Ese pensamiento pareció una inspiración para los dos pequeños, por que eso hicieron, los dos pequeños no tuvieron vergüenza de besarse delante de todo el mundo, yendo contra la tradición japonesa de no desmotrar afecto en público.
-Ahora debemos deshacernos del resto- la niña saltó de los brazos de su amigo y se acercó al hombre que había caído al suelo, lo cogió por los pies. La niña giró como una peonza, y lanzó a ese hombre contra el resto de luchadores, derivándolos a todos.
-¡Strike!- gritó Ranma-¡los has derivado a todos como si fueran bolos.
-¡Si!- y los dos chivos saltaron y palmearon sus manos en el aire.- sólo queda uno.
-¡Sip!-y añadió con maldad- el profesor con nombre de un personaje secundario de Dragón ball. Acabemos con él.
Los dos niños se pusieron uno al lado del otro, y empezaron a hacer cada uno un ataque del tigre para el horror de todos,!esos dos niños eran unos monstruos!.
El profesor Vegeta, se dio medía vuelta e intentó huir, pero sabía que no escaparía, no le iban a dejar huir.
Los dos niños juntaron sus ataques.
-¡Final Flash!- gritaron los dos a forma de broma.
La bola que formaba los dos ataques juntos, o Final Flash como llamaron los niños dio en el profesor, y lo hizo volar hasta las gradas, cerca donde estaban Nodoka y Kasumi, la madre del niño se acercó al humeante hombre.
-¡No vuelva a reírse de mis niños!, ellos no se lo perdonaran- y desenfundó la catana- y yo tampoco.
El hombre se desmayó ante la amenaza de la mujer, que volvió con Kasumi. Pero antes de perder la conciencia ese profesor juró venganza.
Los dos niños bajaron sonrientes del tatami, pasaron entre la gente de la organización que los miraba con miedo, y se dirigieron donde estaban sus compañeros de club de artes marciales, los dos pequeños andaban pretenciosos, con un sonrisa torcida. Miraron a los campeones de ese falso torneo.

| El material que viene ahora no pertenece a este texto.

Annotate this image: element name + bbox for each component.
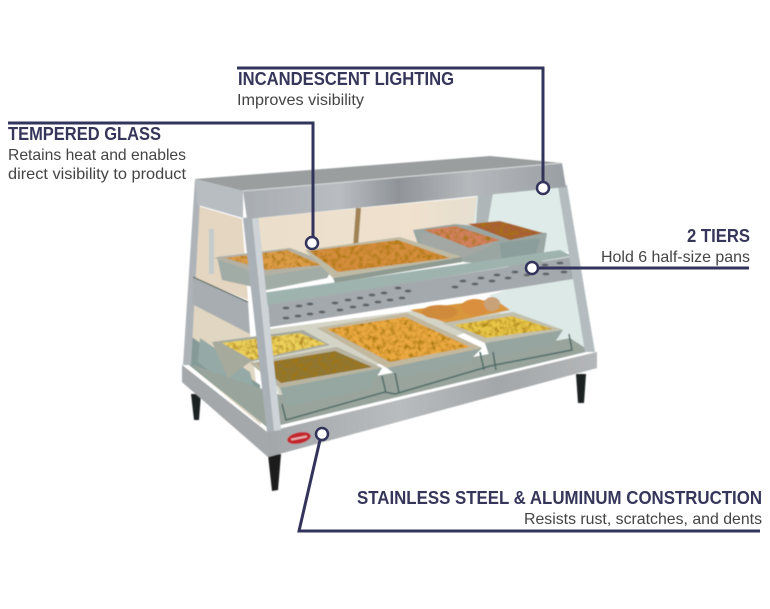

-Esas copa y medalla no os la merecéis, este torneo ha sido adulterado para que vosotros venzáis- El niño rió irónico- en el torneo nacional infantil no tendréis tanta suerte.
Y los dos niños se giraron y se fueron.
Los iba a parar el director del Furinkan infantil, ese hombre iba a castigarlos en público. Cuando notó una catana que le pinchaba en la espalda.

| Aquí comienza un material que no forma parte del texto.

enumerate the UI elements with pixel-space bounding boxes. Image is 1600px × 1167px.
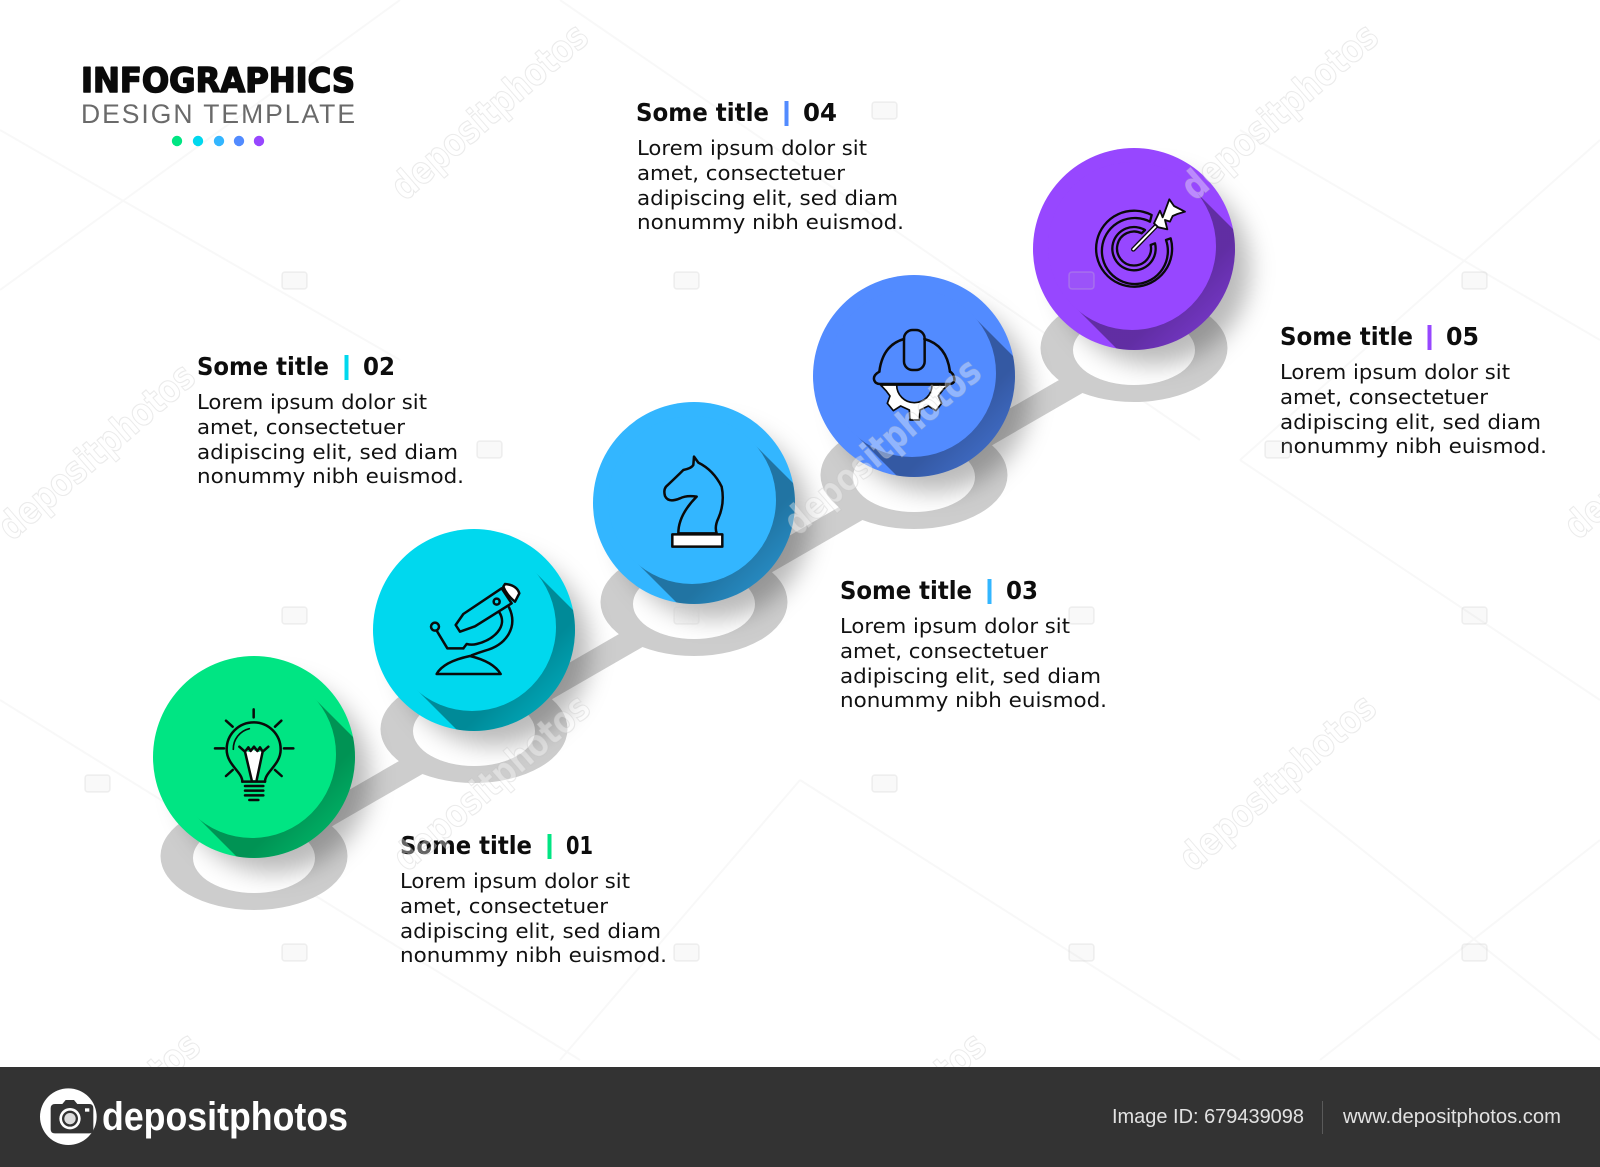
color dots <box>172 136 264 146</box>
step 2 marker: cyan circle with microscope <box>373 529 575 731</box>
title: step 3: Some title <box>840 576 972 605</box>
body: step 1: Lorem ipsum dolor sit <box>400 869 630 893</box>
subheading: DESIGN TEMPLATE <box>81 99 355 129</box>
text block: step 4 <box>636 98 904 234</box>
icon: microscope <box>431 584 519 674</box>
step 3 marker: sky blue circle with chess knight <box>593 402 795 604</box>
step 1 marker: green circle with bulb <box>153 656 355 858</box>
body: step 5: nonummy nibh euismod. <box>1280 434 1547 458</box>
body: step 3: nonummy nibh euismod. <box>840 688 1107 712</box>
body: step 3: Lorem ipsum dolor sit <box>840 614 1070 638</box>
header: infographics title <box>81 61 355 146</box>
divider bar: step 4 <box>784 101 788 126</box>
body: step 4: amet, consectetuer <box>637 161 846 185</box>
body: step 2: Lorem ipsum dolor sit <box>197 390 427 414</box>
body: step 1: amet, consectetuer <box>400 894 609 918</box>
icon: target and arrow <box>1096 199 1185 287</box>
title: step 5: Some title <box>1280 322 1413 351</box>
watermark text: depositphotos <box>775 349 990 544</box>
body: step 1: adipiscing elit, sed diam <box>400 919 661 943</box>
watermark text: depositphotos <box>384 685 599 880</box>
number: step 5: 05 <box>1446 322 1479 351</box>
body: step 4: Lorem ipsum dolor sit <box>637 136 867 160</box>
text block: step 2 <box>197 352 464 488</box>
body: step 4: nonummy nibh euismod. <box>637 210 904 234</box>
site url: www.depositphotos.com <box>1342 1106 1561 1128</box>
footer logo icon <box>40 1088 97 1145</box>
icon: chess knight <box>664 457 723 547</box>
divider bar: step 3 <box>988 579 992 604</box>
body: step 2: nonummy nibh euismod. <box>197 464 464 488</box>
body: step 4: adipiscing elit, sed diam <box>637 186 898 210</box>
divider bar: step 5 <box>1428 325 1432 350</box>
text block: step 3 <box>840 576 1107 712</box>
title: step 2: Some title <box>197 352 329 381</box>
text block: step 5 <box>1280 322 1547 458</box>
green disc <box>153 656 355 858</box>
heading: INFOGRAPHICS <box>81 61 355 101</box>
divider bar: step 1 <box>548 834 552 859</box>
body: step 1: nonummy nibh euismod. <box>400 943 667 967</box>
image id: Image ID: 679439098 <box>1112 1106 1304 1128</box>
body: step 5: amet, consectetuer <box>1280 385 1489 409</box>
icon: hard hat and gear <box>874 330 954 420</box>
sky blue disc <box>593 402 795 604</box>
text block: step 1 <box>400 831 667 967</box>
step 5 marker: purple circle with target <box>1033 148 1235 350</box>
number: step 2: 02 <box>363 352 395 381</box>
body: step 2: amet, consectetuer <box>197 415 406 439</box>
body: step 3: amet, consectetuer <box>840 639 1049 663</box>
watermark text: depositphotos <box>1170 685 1385 880</box>
number: step 3: 03 <box>1006 576 1038 605</box>
body: step 3: adipiscing elit, sed diam <box>840 664 1101 688</box>
divider bar: step 2 <box>344 355 348 380</box>
connecting path: isometric rings and links <box>160 294 1228 910</box>
number: step 4: 04 <box>803 98 837 127</box>
body: step 5: Lorem ipsum dolor sit <box>1280 360 1510 384</box>
icon: light bulb <box>215 709 293 800</box>
title: step 1: Some title <box>400 831 532 860</box>
footer bar <box>0 1067 1600 1167</box>
cyan disc <box>373 529 575 731</box>
blue disc <box>813 275 1015 477</box>
title: step 4: Some title <box>636 98 769 127</box>
purple disc <box>1033 148 1235 350</box>
step 4 marker: blue circle with helmet and gear <box>813 275 1015 477</box>
body: step 5: adipiscing elit, sed diam <box>1280 410 1541 434</box>
number: step 1: 01 <box>566 831 593 860</box>
body: step 2: adipiscing elit, sed diam <box>197 440 458 464</box>
footer logo wordmark: depositphotos <box>102 1095 348 1139</box>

-¡No los ataque!, ¡Por su bien no los toque!, o aprenderá lo que es una madre enfadada. O tal vez esos dos niños le demuestren lo furiosos que están por hacerlos participar en este simulacro de torneo.
-No tolero la indisciplina, y esos niños son los más indisciplinados con que me he encontrado. ¡Yo siempre castigo a los indisciplinados!..
-Pues a partir de ahora, yo no los castigaré si se defienden de usted o sus profesores. Tampoco aguantaré si son castigados por tonterías o por nada.
Después de esa amenaza esa mujer se llevó a los dos niños, pero antes de salir los dos pequeños miraron al director del Furinkan infantil, ese hombre tuvo escalofrío, la mirada de esos niños era una fría amenaza.